After arriving in San Sebastian on Monday night after 12 hours in the air and 6 hours of layovers, I decide the best way to combat jetlag delirium is to eat.
Normally my late night options would be extremely limited on a Monday night in Seattle, but when we hit up the hotel receptionist for recommendations, she gives us a worried look explaining, “Ah, it’s 10:30pm so it will be quite busy.”
Our hip mid-30’ish hotel guide throws out various ideas all located within a 10 minute stroll from our hotel. Bergara is known for pinxtos (aka-small plates), but she notes it is quite expensive. She proceeds to tell us about another place that has a nice terrace, but her eyes light up as she describes Monpas, which is one of her personal favorites and apparently the local’s pinxtos and beer joint of choice.
We spot Monpas pretty easily as it is located in a prime spot overlooking the beach. The hangout reminds me of one those cozy down-home locals bars from back home and it is hoppin’ with people of all ages consuming yards of beer. Some look like they are decompressing after a hard day’s work, while others appear to have had a long day of surfing.
We order a beer and then take a gander at the food. Like many pinxto hubs in the coastal town of San Sebastian, this is the type of establishment where you needn’t worry about busting out too much intelligible Spanish in a jetlagged crazy state. You simply go into Charlie Chaplin mode, take in the plates of finger foods on the bar counter, point to what you want, and the bartender puts it all on a plate for you.
These small bites originated from the Basque region and were invented as a way to combat patrons from not getting too hammered at the tavern while enjoying a few adult beverages.
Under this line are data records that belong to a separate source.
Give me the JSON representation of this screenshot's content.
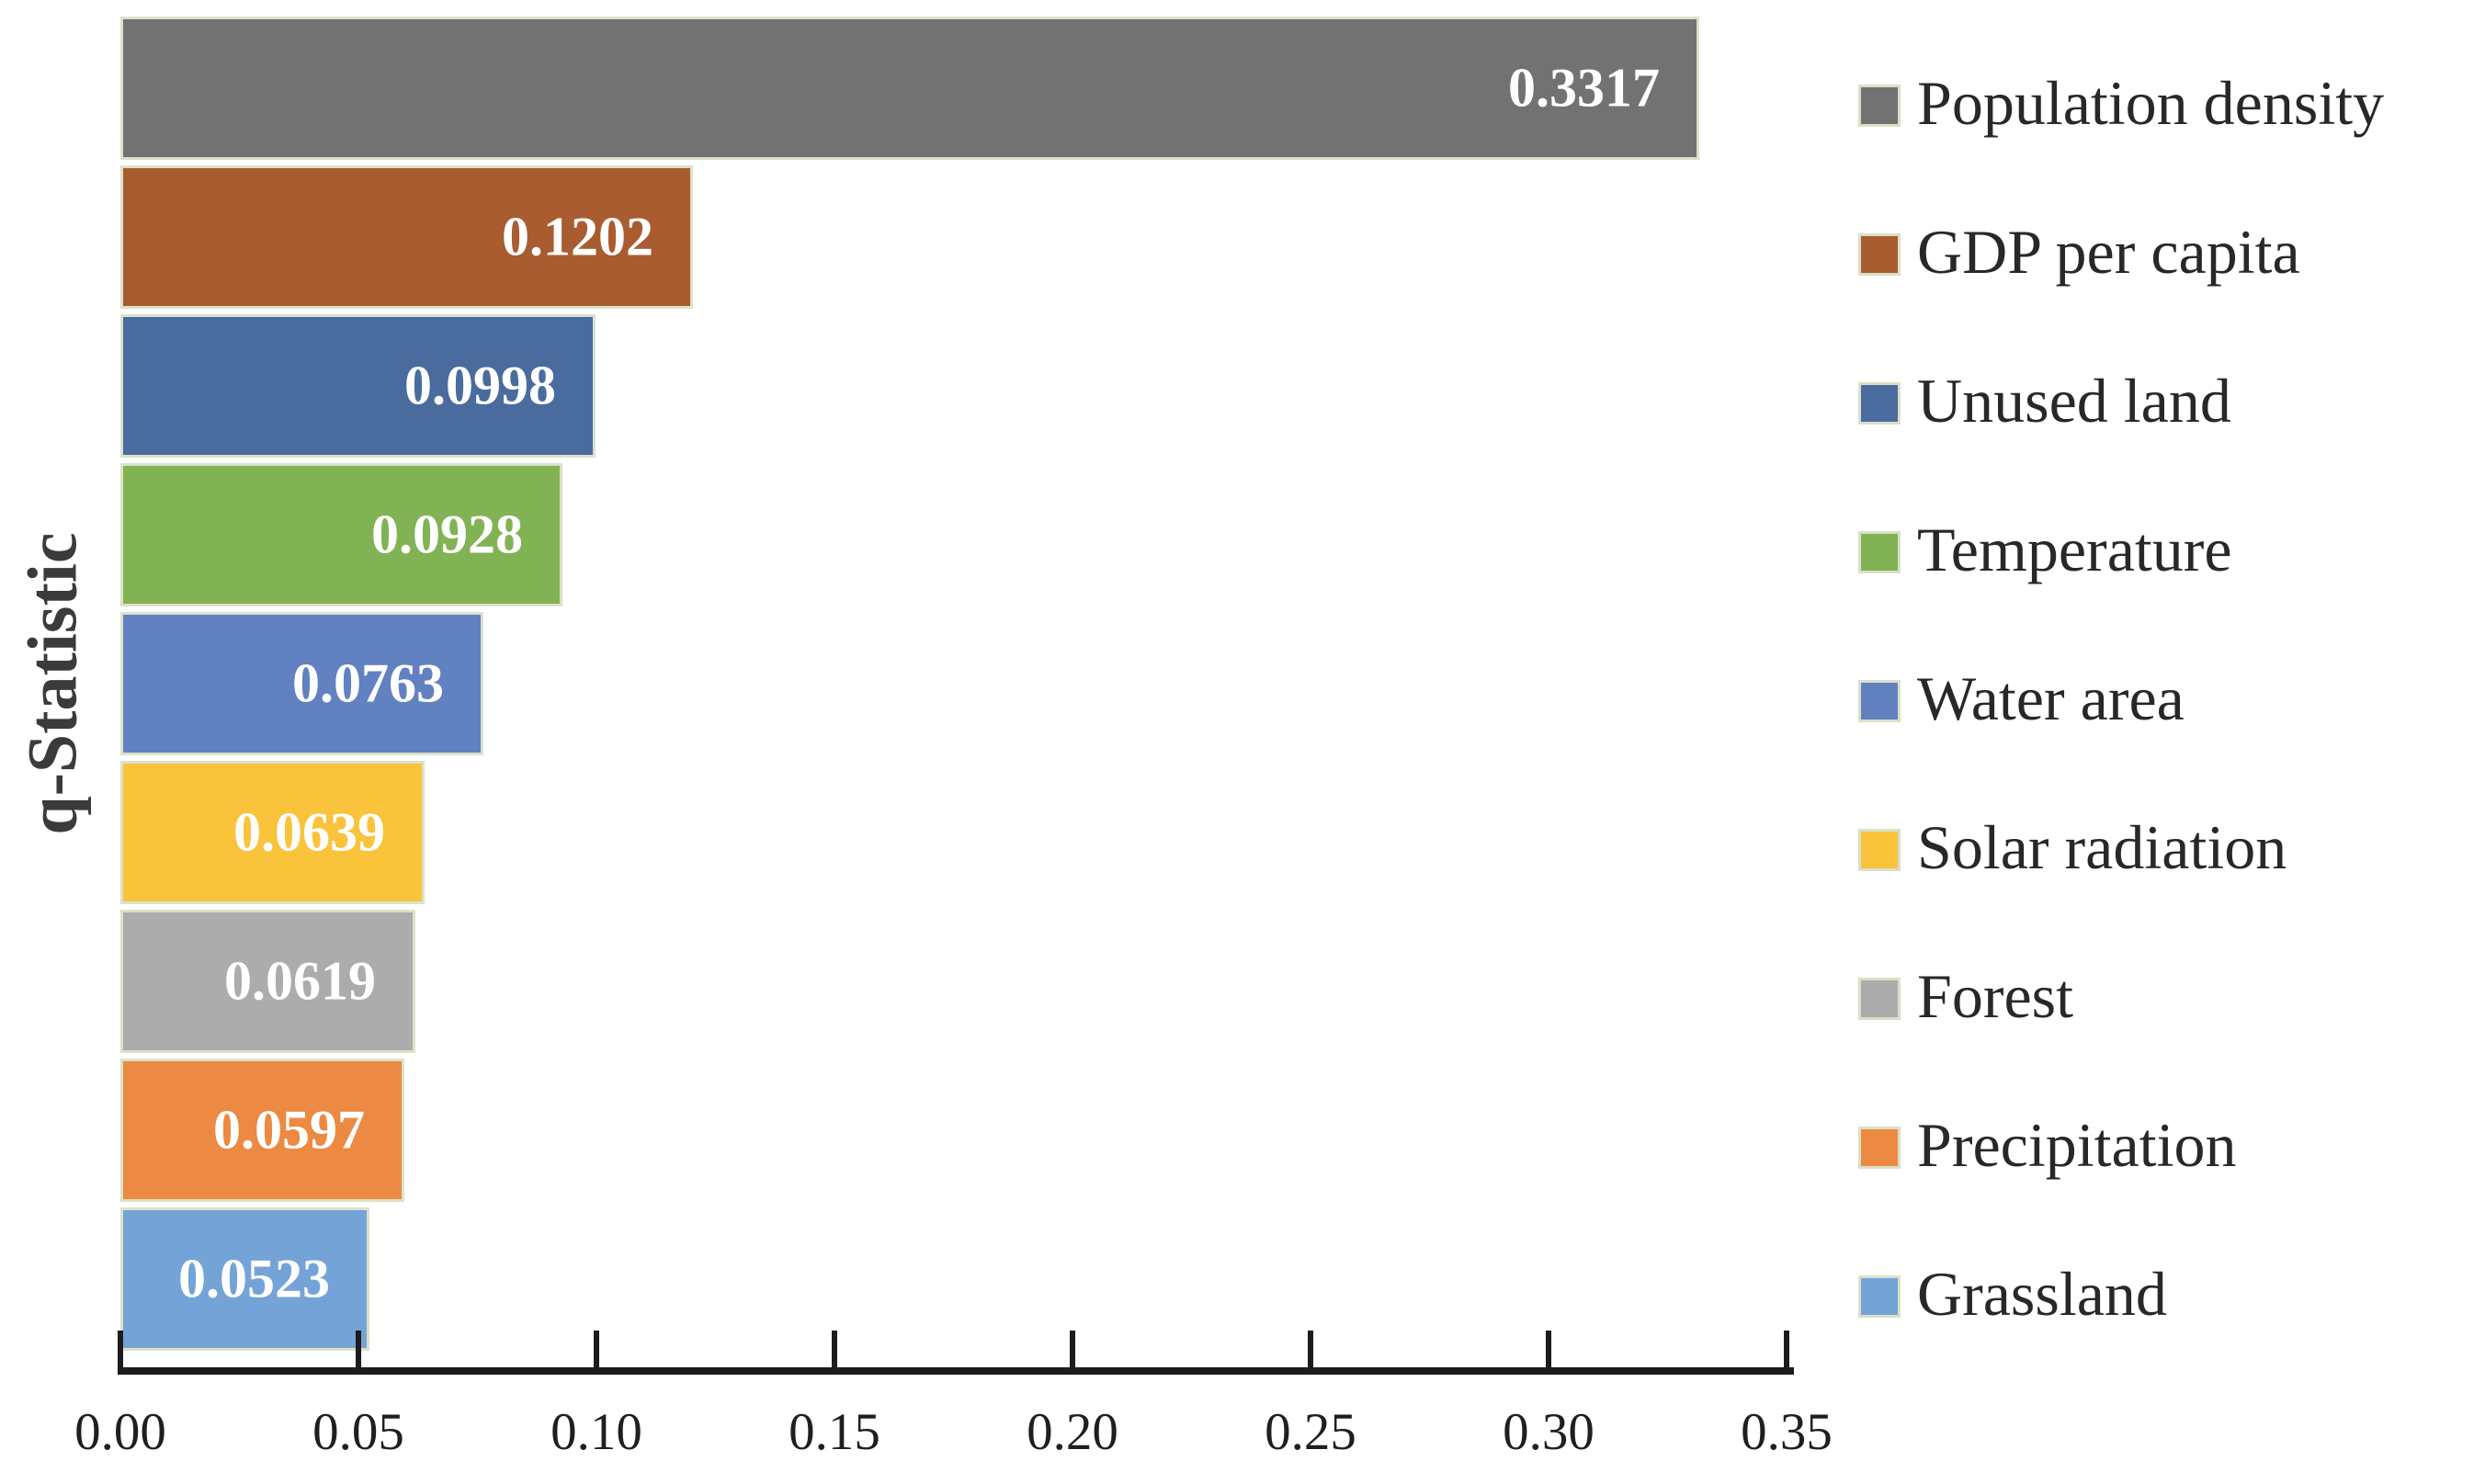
{
  "chart_data": {
    "type": "bar",
    "orientation": "horizontal",
    "title": "",
    "xlabel": "",
    "ylabel": "q-Statistic",
    "xlim": [
      0.0,
      0.35
    ],
    "grid": false,
    "legend_position": "right",
    "categories": [
      "Population density",
      "GDP per capita",
      "Unused land",
      "Temperature",
      "Water area",
      "Solar radiation",
      "Forest",
      "Precipitation",
      "Grassland"
    ],
    "values": [
      0.3317,
      0.1202,
      0.0998,
      0.0928,
      0.0763,
      0.0639,
      0.0619,
      0.0597,
      0.0523
    ],
    "value_labels": [
      "0.3317",
      "0.1202",
      "0.0998",
      "0.0928",
      "0.0763",
      "0.0639",
      "0.0619",
      "0.0597",
      "0.0523"
    ],
    "bar_colors": [
      "#727272",
      "#A95C30",
      "#4A6B9E",
      "#81B355",
      "#6181C0",
      "#FAC33C",
      "#ACACAC",
      "#EC8A43",
      "#74A3D7"
    ],
    "x_ticks": [
      {
        "value": 0.0,
        "label": "0.00"
      },
      {
        "value": 0.05,
        "label": "0.05"
      },
      {
        "value": 0.1,
        "label": "0.10"
      },
      {
        "value": 0.15,
        "label": "0.15"
      },
      {
        "value": 0.2,
        "label": "0.20"
      },
      {
        "value": 0.25,
        "label": "0.25"
      },
      {
        "value": 0.3,
        "label": "0.30"
      },
      {
        "value": 0.35,
        "label": "0.35"
      }
    ],
    "colors": {
      "background": "#ffffff",
      "axis": "#1c1c1c",
      "tick_label": "#1f1f1f",
      "value_label": "#ffffff",
      "legend_text": "#282828",
      "ylabel_text": "#3b3b3b",
      "bar_border": "#dbe2c8"
    }
  }
}
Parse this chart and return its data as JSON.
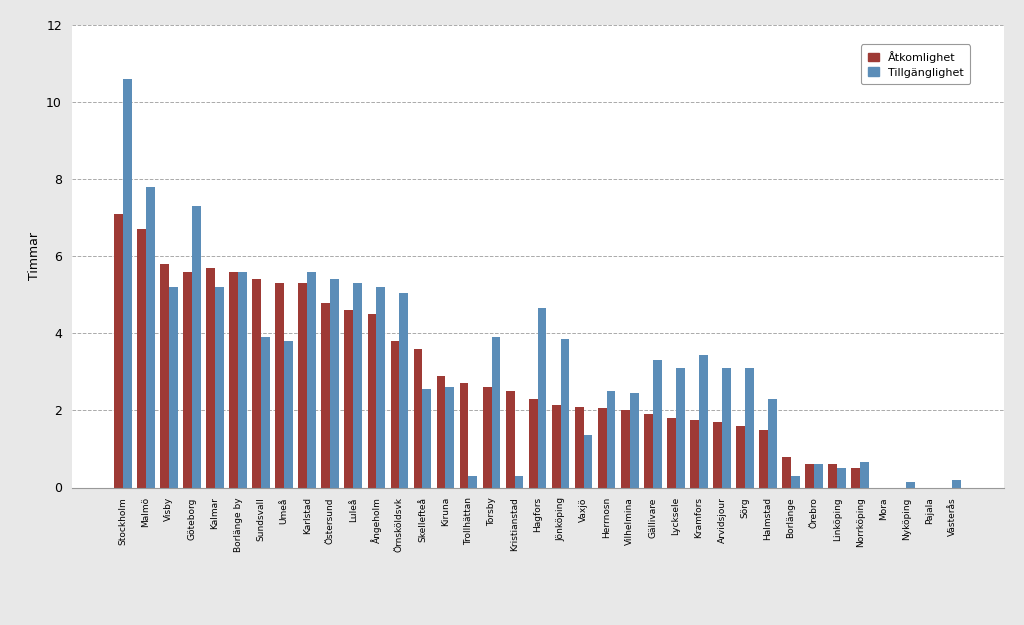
{
  "categories": [
    "Stockholm",
    "Malmö",
    "Visby",
    "Göteborg",
    "Kalmar",
    "Borlänge by",
    "Sundsvall",
    "Umeå",
    "Karlstad",
    "Östersund",
    "Luleå",
    "Ångeholm",
    "Örnsköldsvk",
    "Skellefteå",
    "Kiruna",
    "Trollhättan",
    "Torsby",
    "Kristianstad",
    "Hagfors",
    "Jönköping",
    "Vaxjö",
    "Herrnosn",
    "Vilhelmina",
    "Gällivare",
    "Lycksele",
    "Kramfors",
    "Arvidsjour",
    "Sörg",
    "Halmstad",
    "Borlänge",
    "Örebro",
    "Linköping",
    "Norrköping",
    "Mora",
    "Nyköping",
    "Pajala",
    "Västerås"
  ],
  "atkomlighet": [
    7.1,
    6.7,
    5.8,
    5.6,
    5.7,
    5.6,
    5.4,
    5.3,
    5.3,
    4.8,
    4.6,
    4.5,
    3.8,
    3.6,
    2.9,
    2.7,
    2.6,
    2.5,
    2.3,
    2.15,
    2.1,
    2.05,
    2.0,
    1.9,
    1.8,
    1.75,
    1.7,
    1.6,
    1.5,
    0.8,
    0.6,
    0.6,
    0.5,
    0.0,
    0.0,
    0.0,
    0.0
  ],
  "tillganglighet": [
    10.6,
    7.8,
    5.2,
    7.3,
    5.2,
    5.6,
    3.9,
    3.8,
    5.6,
    5.4,
    5.3,
    5.2,
    5.05,
    2.55,
    2.6,
    0.3,
    3.9,
    0.3,
    4.65,
    3.85,
    1.35,
    2.5,
    2.45,
    3.3,
    3.1,
    3.45,
    3.1,
    3.1,
    2.3,
    0.3,
    0.6,
    0.5,
    0.65,
    0.0,
    0.15,
    0.0,
    0.2
  ],
  "color_atkomlighet": "#9E3A35",
  "color_tillganglighet": "#5B8DB8",
  "ylabel": "Timmar",
  "ylim": [
    0,
    12
  ],
  "yticks": [
    0,
    2,
    4,
    6,
    8,
    10,
    12
  ],
  "legend_atkomlighet": "Åtkomlighet",
  "legend_tillganglighet": "Tillgänglighet",
  "background_color": "#E8E8E8",
  "plot_background": "#FFFFFF",
  "bar_width": 0.38,
  "figsize": [
    10.24,
    6.25
  ],
  "dpi": 100
}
To this day, pinxtos are widely served at bars in San Sebastian and other parts of the Basque region.
In a city boasting the highest concentration of Michelin-starred restaurants in the world, I doubt my first meal in San Sebastian is going to generate anything close to international accolades, but for a whoppin’ 15 euros, this filling meal was the most satisfying and cost-efficient elixir I have ever encountered after a long day of flying.
Stay tuned for more posts on my adventures through Spain and Portugal.
Tip for pinxto consumption: I hear some of the best pinxtos are the hot made-to-order ones, which you can generally find written on a chalkboard or on a menu somewhere. Although, I loved all of the pinxtos I consumed from the selection on the bar.